O terceiro trabalhador, todavia, está construindo uma catedral. Em sua mente, ao trabalhar, vê, com clareza, a imponência do edifício e antevê as solenidades que ali ocorrerão, trazendo multidões. Com esta imagem precisa, certamente suas forças e seu interesse se multiplicarão. Terá imenso cuidado e incontida alegria a cada tijolo acrescentado; parará, por vezes, para olhar com admiração e orgulho o seu trabalho já feito e para imaginá-lo já concluído. Nada será capaz de tirá-lo ou desviá-lo de seu objetivo. Suportará e vencerá os obstáculos.
E por que? Porque tem um alvo, um sonho, que se traduz em um objetivo, em uma razão fortíssima para estar ali, como os demais, assentando tijolo por tijolo, parede após parede, mas, diferentemente dos demais, persegue um RESULTADO: a catedral pronta, em festa, cheia de pessoas rezando a seu Deus.
E nós? O que estamos fazendo? Assentando tijolos, fazendo paredes ou construindo uma catedral?
Parece que, algumas vezes, estamos assentando tijolos. Isto é, não temos um sonho que, na linguagem das organizações, pode ser chamado de OBJETIVO. Estamos, é certo, fazendo muitas coisas, o dia todo, o ano inteiro, estamos desempenhando tarefas, bem ou mail, tarefas. Mas, e os resultados?
As vezes, não sabemos o que estamos fazendo numa dimensão maior. E, se não sabemos, não estamos nos dedicando convenientemente a "construir a catedral", a alcançar resultados, a fazer coisas grandes. E, com isto, todos perdemos, nós e a sociedade à qual pertencemos. Não nos permitimos crescer.
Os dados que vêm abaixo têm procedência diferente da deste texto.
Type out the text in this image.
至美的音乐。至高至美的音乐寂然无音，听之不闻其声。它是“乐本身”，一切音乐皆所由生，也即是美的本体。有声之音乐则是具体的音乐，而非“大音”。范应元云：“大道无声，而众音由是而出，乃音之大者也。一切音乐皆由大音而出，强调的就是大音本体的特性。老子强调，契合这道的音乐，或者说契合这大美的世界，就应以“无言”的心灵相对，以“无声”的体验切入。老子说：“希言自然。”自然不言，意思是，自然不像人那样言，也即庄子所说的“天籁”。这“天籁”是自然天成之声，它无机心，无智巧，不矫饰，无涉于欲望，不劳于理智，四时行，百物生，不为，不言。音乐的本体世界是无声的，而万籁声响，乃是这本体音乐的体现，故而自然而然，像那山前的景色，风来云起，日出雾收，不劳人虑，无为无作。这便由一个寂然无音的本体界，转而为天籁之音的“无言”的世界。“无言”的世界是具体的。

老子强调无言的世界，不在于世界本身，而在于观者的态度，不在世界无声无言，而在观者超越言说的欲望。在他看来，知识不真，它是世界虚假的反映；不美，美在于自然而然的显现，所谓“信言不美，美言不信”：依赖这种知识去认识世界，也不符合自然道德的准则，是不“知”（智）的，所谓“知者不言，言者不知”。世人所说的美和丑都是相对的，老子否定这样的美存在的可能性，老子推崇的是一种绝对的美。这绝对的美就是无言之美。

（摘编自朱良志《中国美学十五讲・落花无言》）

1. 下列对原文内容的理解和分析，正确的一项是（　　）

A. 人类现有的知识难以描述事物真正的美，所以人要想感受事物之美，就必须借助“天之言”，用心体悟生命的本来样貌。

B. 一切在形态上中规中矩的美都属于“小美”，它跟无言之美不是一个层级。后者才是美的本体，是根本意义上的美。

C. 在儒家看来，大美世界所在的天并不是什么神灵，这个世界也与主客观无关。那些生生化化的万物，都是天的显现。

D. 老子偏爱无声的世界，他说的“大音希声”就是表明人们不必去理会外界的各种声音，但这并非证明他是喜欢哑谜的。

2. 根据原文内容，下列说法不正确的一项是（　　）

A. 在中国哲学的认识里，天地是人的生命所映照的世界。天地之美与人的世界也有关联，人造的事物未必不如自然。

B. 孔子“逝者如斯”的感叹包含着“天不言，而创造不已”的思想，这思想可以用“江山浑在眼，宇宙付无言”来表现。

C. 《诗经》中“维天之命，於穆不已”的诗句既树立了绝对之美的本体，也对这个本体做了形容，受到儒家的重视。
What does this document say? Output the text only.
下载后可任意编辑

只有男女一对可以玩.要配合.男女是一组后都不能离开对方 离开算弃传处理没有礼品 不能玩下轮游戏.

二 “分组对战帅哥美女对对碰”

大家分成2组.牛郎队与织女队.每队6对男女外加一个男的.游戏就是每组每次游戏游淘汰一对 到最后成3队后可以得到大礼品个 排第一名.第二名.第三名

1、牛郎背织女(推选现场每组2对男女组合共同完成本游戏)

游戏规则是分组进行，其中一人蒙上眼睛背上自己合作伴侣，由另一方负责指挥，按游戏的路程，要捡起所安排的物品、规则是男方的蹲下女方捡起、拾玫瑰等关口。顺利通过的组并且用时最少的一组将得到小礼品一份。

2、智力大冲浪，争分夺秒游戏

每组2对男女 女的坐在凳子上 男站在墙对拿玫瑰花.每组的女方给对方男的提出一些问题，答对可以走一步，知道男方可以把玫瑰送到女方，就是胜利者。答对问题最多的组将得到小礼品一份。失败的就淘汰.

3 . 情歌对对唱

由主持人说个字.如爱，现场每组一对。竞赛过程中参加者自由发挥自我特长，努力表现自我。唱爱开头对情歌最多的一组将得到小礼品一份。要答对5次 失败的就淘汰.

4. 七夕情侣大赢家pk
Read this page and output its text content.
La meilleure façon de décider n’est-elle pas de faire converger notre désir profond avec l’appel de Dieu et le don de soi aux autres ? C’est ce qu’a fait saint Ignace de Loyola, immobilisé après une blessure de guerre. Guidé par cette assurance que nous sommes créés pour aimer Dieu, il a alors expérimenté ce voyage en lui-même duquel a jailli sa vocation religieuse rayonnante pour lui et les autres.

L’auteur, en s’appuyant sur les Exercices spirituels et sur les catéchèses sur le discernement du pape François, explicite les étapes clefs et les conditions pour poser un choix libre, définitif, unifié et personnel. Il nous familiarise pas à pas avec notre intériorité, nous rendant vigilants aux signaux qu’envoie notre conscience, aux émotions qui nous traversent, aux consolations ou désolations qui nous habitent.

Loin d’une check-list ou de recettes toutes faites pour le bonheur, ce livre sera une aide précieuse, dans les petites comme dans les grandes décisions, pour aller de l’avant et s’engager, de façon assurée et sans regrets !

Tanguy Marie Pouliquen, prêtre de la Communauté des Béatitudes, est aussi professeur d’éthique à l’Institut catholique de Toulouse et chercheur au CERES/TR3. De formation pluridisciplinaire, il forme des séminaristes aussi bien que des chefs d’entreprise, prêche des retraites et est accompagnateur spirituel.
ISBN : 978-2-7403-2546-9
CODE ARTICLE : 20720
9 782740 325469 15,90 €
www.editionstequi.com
Condenamo-nos a sermos pequenos.
E esta constatação nos deixa frustrados, incompletos.
Certamente é muito pouco fazer as tarefas que estamos determinados a cumprir, mecânica e automaticamente, por hábito, como robôs. "Cumprimos o dever", "fazemos certinho as coisas", seguimos a rotina ...
Mas, e a catedral?
Sonhemos! Acreditemos! Foquemos! Nosso sonho nos permitirá estabelecer objetivos. Os objetivos vão se constituir em alvos que perseguiremos com determinação e com garra. Sejamos inflexíveis em nossa jornada. Sejamos movidos por uma visão clara do que queremos como pessoas e como membros de uma sociedade de plena cidadania.
Desta forma teremos a catedral que sempre idealizamos.